Les tiges des fleurs mâles & des fleurs femelles offrent des caractères capables de les faire distinguer ainsi qu’il a déjà été dit. Si on arrachoit rigoureusement toutes les tiges mâles avant leur épanouissement, les fleurs femelles ne feroient pas fécondées, & leurs graines seroient privées du germe, de manière qu’en les semant ensuite elles ne lèveroient pas. Laissez donc de distance en distance des tiges mâles au milieu des tiges femelles, & soutenez-les par de petits piquets, afin que les vents ou même la pesanteur du sommet des tiges ne les fasse pas plier, couder, &c. Dès que ces tiges commencent à jaunir, c’est le cas de les couper, de les étendre sur des toiles au gros soleil qui achève la maturité de ces graines ; ces graines sont bonnes pendant trois ans. Telle est la méthode générale des jardiniers ; mais est-ce celle de la nature Les semences seroient bien mieux conditionnées, si elles avoient achevé leur maturité sur le pied même. La meilleure graine est celle que l’on cueille sur les épinards qui ont passé l’hiver, & même, dès cette époque, on ne devroit point couper les feuilles afin de ne pas diminuer la force de la plante. De cet état de vigueur dépend beaucoup le succès & la beauté des épinards qui pousseront pendant l’année suivante.

IV. Propriétés. Les feuilles sont inodores, aqueuses, d’une saveur très-légérement amère. L’herbe est émolliente, détersive, elle tient le ventre libre, nourrit peu, se digère facilement ; c’est pourquoi on l’a appelée le balai de l’estomac ; elle tempère souvent la chaleur de la poitrine, de l’estomac, des intestins & des voies urinaires.

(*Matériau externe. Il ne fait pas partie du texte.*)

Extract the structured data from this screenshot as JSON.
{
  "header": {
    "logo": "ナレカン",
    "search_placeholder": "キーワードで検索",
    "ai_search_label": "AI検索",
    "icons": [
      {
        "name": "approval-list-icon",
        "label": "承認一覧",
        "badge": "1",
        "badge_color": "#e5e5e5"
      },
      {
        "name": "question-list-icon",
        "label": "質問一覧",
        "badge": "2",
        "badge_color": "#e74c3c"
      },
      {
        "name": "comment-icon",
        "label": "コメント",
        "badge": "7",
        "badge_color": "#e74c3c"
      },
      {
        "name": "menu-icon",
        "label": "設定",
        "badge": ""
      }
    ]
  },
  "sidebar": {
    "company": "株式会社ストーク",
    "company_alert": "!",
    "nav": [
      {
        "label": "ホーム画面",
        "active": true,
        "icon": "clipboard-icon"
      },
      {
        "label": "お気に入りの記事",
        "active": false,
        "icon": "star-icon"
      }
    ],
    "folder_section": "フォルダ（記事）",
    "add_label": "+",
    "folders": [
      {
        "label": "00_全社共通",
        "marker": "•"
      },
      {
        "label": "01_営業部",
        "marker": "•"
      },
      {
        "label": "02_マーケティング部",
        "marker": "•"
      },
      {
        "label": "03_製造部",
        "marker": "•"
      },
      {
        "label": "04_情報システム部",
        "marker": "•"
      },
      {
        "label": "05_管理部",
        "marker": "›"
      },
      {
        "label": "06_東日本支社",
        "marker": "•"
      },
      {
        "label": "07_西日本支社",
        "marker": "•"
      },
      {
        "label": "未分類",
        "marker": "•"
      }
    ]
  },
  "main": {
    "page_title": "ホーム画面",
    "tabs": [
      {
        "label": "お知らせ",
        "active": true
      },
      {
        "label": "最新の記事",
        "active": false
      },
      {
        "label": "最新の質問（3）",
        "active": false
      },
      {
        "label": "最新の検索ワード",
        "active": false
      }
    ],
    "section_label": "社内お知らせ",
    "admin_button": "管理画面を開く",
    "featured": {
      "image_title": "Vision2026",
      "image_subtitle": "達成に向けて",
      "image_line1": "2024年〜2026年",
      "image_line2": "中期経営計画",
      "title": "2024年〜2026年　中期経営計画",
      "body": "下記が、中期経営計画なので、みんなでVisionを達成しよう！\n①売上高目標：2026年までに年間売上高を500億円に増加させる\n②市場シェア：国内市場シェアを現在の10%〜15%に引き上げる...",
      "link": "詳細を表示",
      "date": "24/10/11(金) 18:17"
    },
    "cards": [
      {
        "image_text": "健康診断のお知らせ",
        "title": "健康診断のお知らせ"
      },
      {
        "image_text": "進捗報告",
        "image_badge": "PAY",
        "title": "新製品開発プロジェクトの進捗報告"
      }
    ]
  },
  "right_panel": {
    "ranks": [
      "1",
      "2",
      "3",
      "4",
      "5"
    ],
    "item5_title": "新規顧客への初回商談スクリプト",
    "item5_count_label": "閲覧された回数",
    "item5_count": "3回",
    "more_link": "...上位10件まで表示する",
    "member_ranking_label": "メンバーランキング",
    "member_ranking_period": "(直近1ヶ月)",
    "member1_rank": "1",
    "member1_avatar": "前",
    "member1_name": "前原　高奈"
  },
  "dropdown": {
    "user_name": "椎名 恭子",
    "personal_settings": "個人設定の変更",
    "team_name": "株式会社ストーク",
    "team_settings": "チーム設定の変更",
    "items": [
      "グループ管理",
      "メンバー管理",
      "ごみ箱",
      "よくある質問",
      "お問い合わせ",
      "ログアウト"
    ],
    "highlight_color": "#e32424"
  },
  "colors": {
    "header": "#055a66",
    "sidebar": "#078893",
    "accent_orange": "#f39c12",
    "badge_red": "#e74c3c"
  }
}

Avant de l’employer comme aliment, il est essentiel de la laisser bien égoutter après l’avoir fait cuire dans l’eau, de la presser, afin de lui faire perdre une partie de cette eau. L’épinard cuit est très-utile sous forme de cataplasme pour diminuer la dureté & la douleur des tumeurs phlegmoneuses, dont il favorise souvent la résolution. La décoction est employée dans les lavemens purgatifs des hommes & des animaux.